A Câmara do Porto já comprou ao INH a quota de que precisa para
assumir a maioria na SRU? Rui Rio comprometeu-se a fazê-lo no prazo de
três anos, em 2004, para garantir que o PS viabilizava a SRU na
Assembleia Municipal.
Isso era para ser feito num próximo mandato. Este é o primeiro, e está
agora a chegar ao fim, pelo que o próximo conselho de administração é
que terá que negociar isso com o Governo. Mas o Governo já anunciou que
quer ficar minoritário. Agora é uma questão de negociar, porque eu acho
profundamente negativo que o Estado fique minoritário. A questão é,
pura e simplesmente, esta: se queremos fazer a sério um trabalho de
reabilitação urbana, isso custa muito dinheiro. Não podemos pensar em
voltar a dar vida ao centro histórico de uma cidade onde 35 por cento
das habitações estão devolutas, se não dermos, por exemplo, facilidades
de parqueamento automóvel. É este tipo de projectos que temos em
carteira e que pensamos que é possível financiar. E como é feito esse
financiamento na componente da despesa pública? Cada um dos sócios paga
a percentagem correspondente ao capital social, portanto, nesta altura
o Governo paga 60 por cento e a câmara 40 por cento. Se as posições se
invertem e o Governo fica minoritário, cai tudo nos ombros do
município. E estamos perante investimentos que têm uma escala
incomportável com as finanças de qualquer município.
Mas estão a tentar convencer o Governo a manter a sua posição maioritária?
Tem sido essa a nossa recomendação enquanto conselho de administração.

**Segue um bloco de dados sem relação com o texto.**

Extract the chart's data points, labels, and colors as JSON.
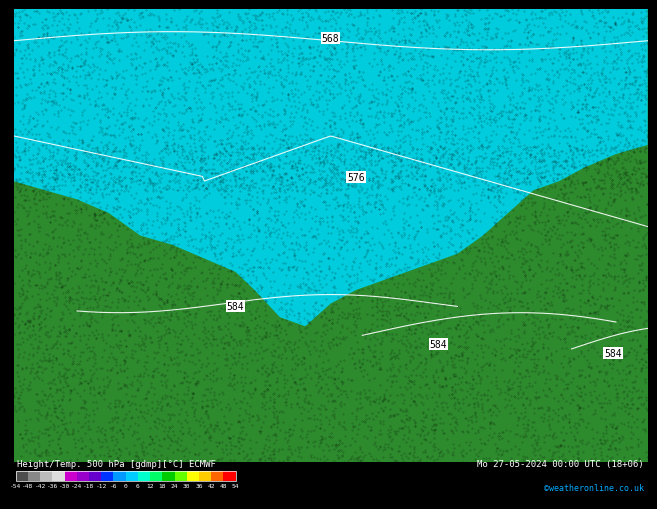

E espero que, pela menos, essa inversão não seja feita de forma abrupta
e, sobretudo, que seja feita depois de fazermos os principais
investimentos, ou seja, depois de 2011.
Que lhe parece a proposta do PS no sentido de se criar uma cooperativa
de interesse público para reabilitar as zonas que não suscitam o
interesse dos privados?
Falar nesses termos é pouco mais do que um sound byte. Nós vamos
trabalhar com cooperativas. No caso do morro da Sé, uma das componentes
é o envolvimento de uma cooperativa de habitação a custos controlados
para se reabilitarem alguns edifícios.